Proton Onsite runs a fleet of 10 Toyota FCHV-adv fuel cell vehicles out of its Connecticut headquarters and discovered that the snow and three-degree temperature didn't restrict range. Mark Schiller, Proton vice president of business development, said in a statement that, "I went out to my Toyota FCHV-adv and brushed off a foot of snow before starting the car right up. No problem."
While electric vehicles can have their driving range reduced in extreme temperatures (but not always), Proton Onsite hasn't seen that happen in the Polar Vortex. They're performing flawlessly in freezing temperatures even with the heaters blasting, and are continuing to hit their range of about 300 miles, Schiller said.
Air Products, based on Allentown, PA, has had a similar experience. The FCHV-adv has had great performance under harsh conditions, according to Nick Mittica, commercial manager, hydrogen energy systems. Employees drove the fuel cell vehicle during one of Pennsylvania's worst winters in recent memory and, you guessed it, "No problem."
Toyota says that has put its fuel cell fleet through the wringer, logging millions of miles over the last decade, to make sure performance can be delivered within extreme weather conditions. Toyota engineers spent weeks testing cold weather start up, performance and durability up in Yellowknife, Canada. Temperature can reach -30 degrees Celsius (-22 degrees Fahrenheit) at that location. On other end of the scale, Toyota was able to verify that its FCVs can handle driving through heat in Death Valley national park. We heard the same from Mercedes the other day, too. Extreme weather functionality is apparently something automakers want to make absolutely sure the public doesn't worry about.
Jan. 30, 2014 – Record low temperatures have stranded many East Coast drivers, but not those driving a Toyota fuel cell hybrid vehicle. Connecticut-based Proton Onsite, which operates a fleet of ten Toyota FCHV-adv fuel cell vehicles, says that even in single digit temperatures, the FCHV-adv shows no signs of frostbite.
"We had another snow storm Tuesday night and this morning the temperature was 3 degrees," says Mark Schiller, Proton vice president of business development. "I went out to my Toyota FCHV-adv and brushed off a foot of snow before starting the car right up. No problem."
Unlike pure battery electric vehicles that can see reductions in driving range in extreme temperatures, fuel cell vehicles' performance stands up to freezing temperatures. "I continue to get range of about 300 miles despite the cold and blasting the heater," says Schiller. "The vehicle performed flawlessly."
Air Products in Allentown tells the same story.
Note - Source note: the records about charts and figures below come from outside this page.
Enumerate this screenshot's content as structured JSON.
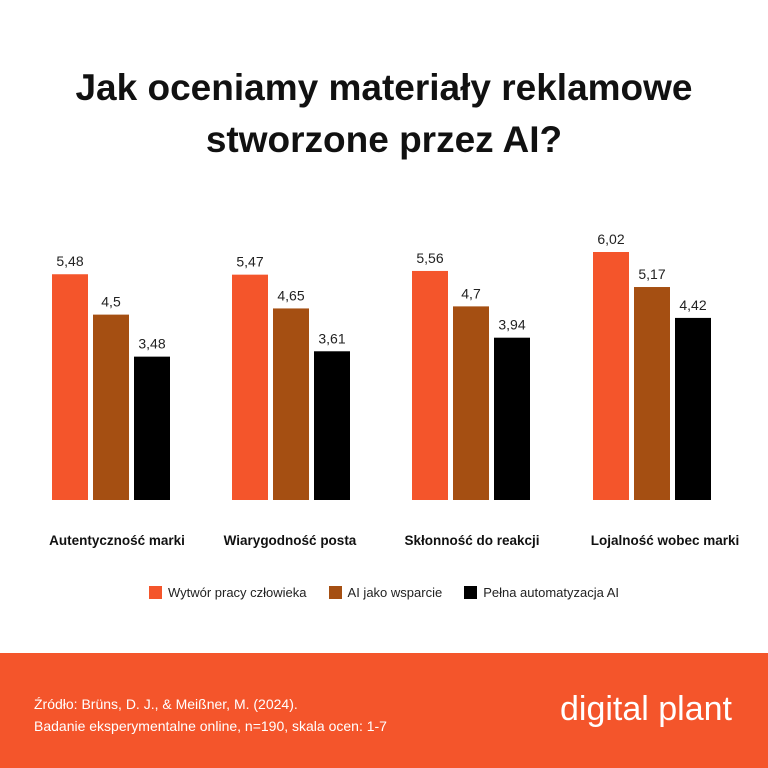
{
  "title": {
    "line1": "Jak oceniamy materiały reklamowe",
    "line2": "stworzone przez AI?"
  },
  "chart_data": {
    "type": "bar",
    "categories": [
      "Autentyczność marki",
      "Wiarygodność posta",
      "Skłonność do reakcji",
      "Lojalność wobec marki"
    ],
    "series": [
      {
        "name": "Wytwór pracy człowieka",
        "color": "#f4552b",
        "values": [
          5.48,
          5.47,
          5.56,
          6.02
        ],
        "labels": [
          "5,48",
          "5,47",
          "5,56",
          "6,02"
        ]
      },
      {
        "name": "AI jako wsparcie",
        "color": "#a54f12",
        "values": [
          4.5,
          4.65,
          4.7,
          5.17
        ],
        "labels": [
          "4,5",
          "4,65",
          "4,7",
          "5,17"
        ]
      },
      {
        "name": "Pełna automatyzacja AI",
        "color": "#000000",
        "values": [
          3.48,
          3.61,
          3.94,
          4.42
        ],
        "labels": [
          "3,48",
          "3,61",
          "3,94",
          "4,42"
        ]
      }
    ],
    "ylim": [
      0,
      6.02
    ],
    "grid": false,
    "legend_position": "bottom"
  },
  "footer": {
    "source_line1": "Źródło: Brüns, D. J., & Meißner, M. (2024).",
    "source_line2": "Badanie eksperymentalne online, n=190, skala ocen: 1-7",
    "brand": "digital plant"
  }
}
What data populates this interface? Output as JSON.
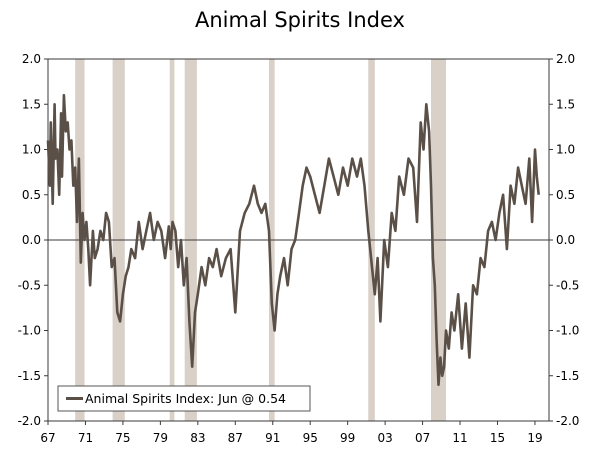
{
  "chart_data": {
    "type": "line",
    "title": "Animal Spirits Index",
    "xlim": [
      1967,
      2020.5
    ],
    "ylim": [
      -2.0,
      2.0
    ],
    "x_tick_values": [
      1967,
      1971,
      1975,
      1979,
      1983,
      1987,
      1991,
      1995,
      1999,
      2003,
      2007,
      2011,
      2015,
      2019
    ],
    "x_tick_labels": [
      "67",
      "71",
      "75",
      "79",
      "83",
      "87",
      "91",
      "95",
      "99",
      "03",
      "07",
      "11",
      "15",
      "19"
    ],
    "y_ticks": [
      2.0,
      1.5,
      1.0,
      0.5,
      0.0,
      -0.5,
      -1.0,
      -1.5,
      -2.0
    ],
    "y_tick_labels": [
      "2.0",
      "1.5",
      "1.0",
      "0.5",
      "0.0",
      "-0.5",
      "-1.0",
      "-1.5",
      "-2.0"
    ],
    "recessions": [
      [
        1969.9,
        1970.9
      ],
      [
        1973.9,
        1975.2
      ],
      [
        1980.0,
        1980.5
      ],
      [
        1981.6,
        1982.9
      ],
      [
        1990.6,
        1991.2
      ],
      [
        2001.2,
        2001.9
      ],
      [
        2007.9,
        2009.5
      ]
    ],
    "legend": {
      "label": "Animal Spirits Index: Jun @ 0.54",
      "placement": "bottom-left"
    },
    "line_color": "#5b5048",
    "recession_color": "#d9d0c7",
    "series": [
      {
        "x": [
          1967.0,
          1967.2,
          1967.3,
          1967.5,
          1967.7,
          1967.8,
          1968.0,
          1968.2,
          1968.4,
          1968.5,
          1968.7,
          1968.9,
          1969.1,
          1969.3,
          1969.5,
          1969.7,
          1969.9,
          1970.1,
          1970.3,
          1970.5,
          1970.7,
          1970.9,
          1971.1,
          1971.3,
          1971.5,
          1971.8,
          1972.0,
          1972.3,
          1972.6,
          1972.9,
          1973.2,
          1973.5,
          1973.8,
          1974.1,
          1974.4,
          1974.7,
          1975.0,
          1975.3,
          1975.6,
          1975.9,
          1976.3,
          1976.7,
          1977.1,
          1977.5,
          1977.9,
          1978.3,
          1978.7,
          1979.1,
          1979.5,
          1979.9,
          1980.1,
          1980.3,
          1980.6,
          1980.9,
          1981.2,
          1981.5,
          1981.8,
          1982.1,
          1982.4,
          1982.7,
          1983.0,
          1983.4,
          1983.8,
          1984.2,
          1984.6,
          1985.0,
          1985.5,
          1986.0,
          1986.5,
          1987.0,
          1987.5,
          1988.0,
          1988.5,
          1989.0,
          1989.4,
          1989.8,
          1990.2,
          1990.6,
          1990.9,
          1991.2,
          1991.5,
          1991.8,
          1992.2,
          1992.6,
          1993.0,
          1993.4,
          1993.8,
          1994.2,
          1994.6,
          1995.0,
          1995.5,
          1996.0,
          1996.5,
          1997.0,
          1997.5,
          1998.0,
          1998.5,
          1999.0,
          1999.5,
          2000.0,
          2000.4,
          2000.8,
          2001.2,
          2001.6,
          2001.9,
          2002.2,
          2002.5,
          2002.9,
          2003.3,
          2003.7,
          2004.1,
          2004.5,
          2005.0,
          2005.5,
          2006.0,
          2006.4,
          2006.8,
          2007.1,
          2007.4,
          2007.7,
          2007.9,
          2008.1,
          2008.3,
          2008.5,
          2008.7,
          2008.9,
          2009.1,
          2009.3,
          2009.5,
          2009.8,
          2010.1,
          2010.4,
          2010.8,
          2011.2,
          2011.6,
          2012.0,
          2012.4,
          2012.8,
          2013.2,
          2013.6,
          2014.0,
          2014.4,
          2014.8,
          2015.2,
          2015.6,
          2016.0,
          2016.4,
          2016.8,
          2017.2,
          2017.6,
          2018.0,
          2018.4,
          2018.7,
          2019.0,
          2019.2,
          2019.4
        ],
        "y": [
          1.1,
          0.6,
          1.3,
          0.4,
          1.5,
          0.9,
          1.0,
          0.5,
          1.4,
          0.7,
          1.6,
          1.2,
          1.3,
          1.0,
          1.1,
          0.6,
          0.8,
          0.2,
          0.9,
          -0.25,
          0.3,
          0.0,
          0.2,
          -0.1,
          -0.5,
          0.1,
          -0.2,
          -0.1,
          0.1,
          0.0,
          0.3,
          0.2,
          -0.3,
          -0.2,
          -0.8,
          -0.9,
          -0.6,
          -0.4,
          -0.3,
          -0.1,
          -0.2,
          0.2,
          -0.1,
          0.1,
          0.3,
          0.0,
          0.2,
          0.1,
          -0.2,
          0.15,
          -0.1,
          0.2,
          0.1,
          -0.3,
          0.0,
          -0.5,
          -0.2,
          -0.9,
          -1.4,
          -0.8,
          -0.6,
          -0.3,
          -0.5,
          -0.2,
          -0.3,
          -0.1,
          -0.4,
          -0.2,
          -0.1,
          -0.8,
          0.1,
          0.3,
          0.4,
          0.6,
          0.4,
          0.3,
          0.4,
          0.1,
          -0.7,
          -1.0,
          -0.6,
          -0.4,
          -0.2,
          -0.5,
          -0.1,
          0.0,
          0.3,
          0.6,
          0.8,
          0.7,
          0.5,
          0.3,
          0.6,
          0.9,
          0.7,
          0.5,
          0.8,
          0.6,
          0.9,
          0.7,
          0.9,
          0.6,
          0.1,
          -0.3,
          -0.6,
          -0.2,
          -0.9,
          0.0,
          -0.3,
          0.3,
          0.1,
          0.7,
          0.5,
          0.9,
          0.8,
          0.2,
          1.3,
          1.0,
          1.5,
          1.2,
          0.6,
          -0.2,
          -0.5,
          -1.1,
          -1.6,
          -1.3,
          -1.5,
          -1.4,
          -1.0,
          -1.2,
          -0.8,
          -1.0,
          -0.6,
          -1.2,
          -0.7,
          -1.3,
          -0.5,
          -0.6,
          -0.2,
          -0.3,
          0.1,
          0.2,
          0.0,
          0.3,
          0.5,
          -0.1,
          0.6,
          0.4,
          0.8,
          0.6,
          0.4,
          0.9,
          0.2,
          1.0,
          0.7,
          0.5
        ]
      }
    ]
  }
}
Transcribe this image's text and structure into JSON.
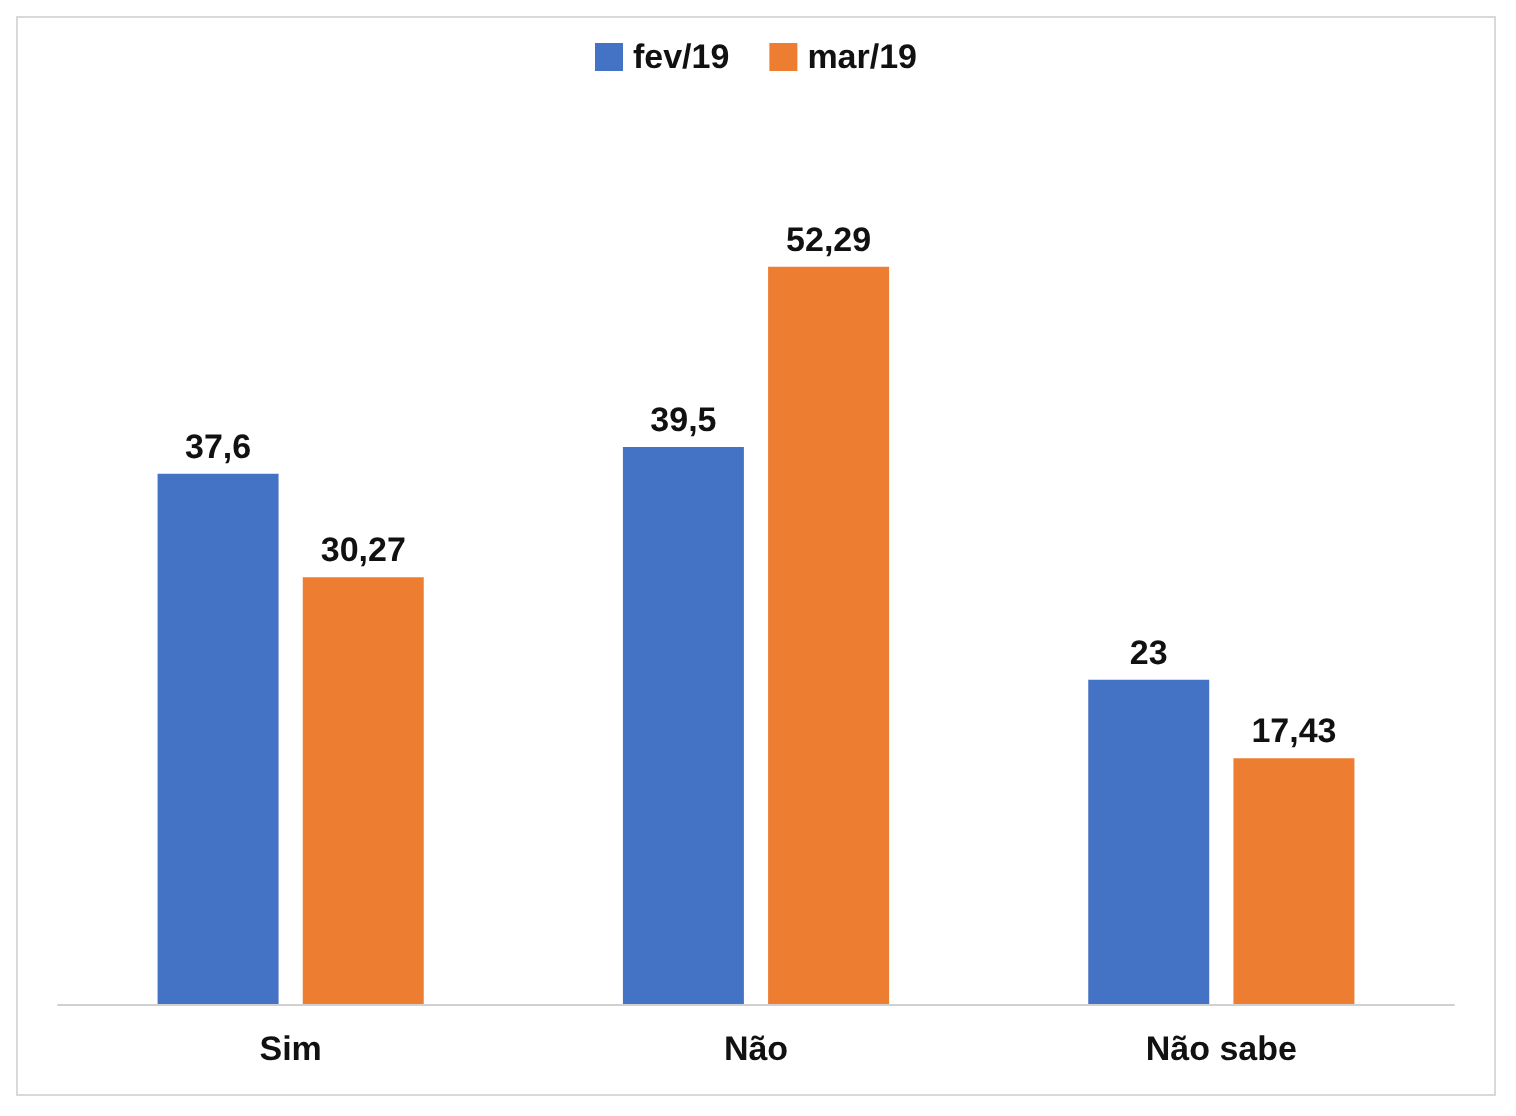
{
  "chart_data": {
    "type": "bar",
    "categories": [
      "Sim",
      "Não",
      "Não sabe"
    ],
    "series": [
      {
        "name": "fev/19",
        "color": "#4472c4",
        "values": [
          37.6,
          39.5,
          23
        ],
        "value_labels": [
          "37,6",
          "39,5",
          "23"
        ]
      },
      {
        "name": "mar/19",
        "color": "#ed7d31",
        "values": [
          30.27,
          52.29,
          17.43
        ],
        "value_labels": [
          "30,27",
          "52,29",
          "17,43"
        ]
      }
    ],
    "legend": "top",
    "tick_labels": "x"
  }
}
"Our employees have driven it to community and business-related events during one of Pennsylvania's worst winters in recent memory," says Nick Mittica, Air Products' commercial manager, hydrogen energy systems. "The FCHV-adv has had great performance."
That performance is by design. Over the last decade, the Toyota fuel cell fleet has logged millions of miles in some of the most extreme climates on the planet. In Yellowknife, Canada, where temperatures reach -30 degrees Celsius, fuel cell engineers spent weeks verifying cold weather start up, performance and durability. In Death Valley, they verified that it also can beat the heat.
Wherever they go, Toyota engineers are working to ensure the fuel cell vehicle can handle whatever is thrown-or blown-its way. So when it hits the road in 2015, cold-weather customers can chill out about everything but bundling up!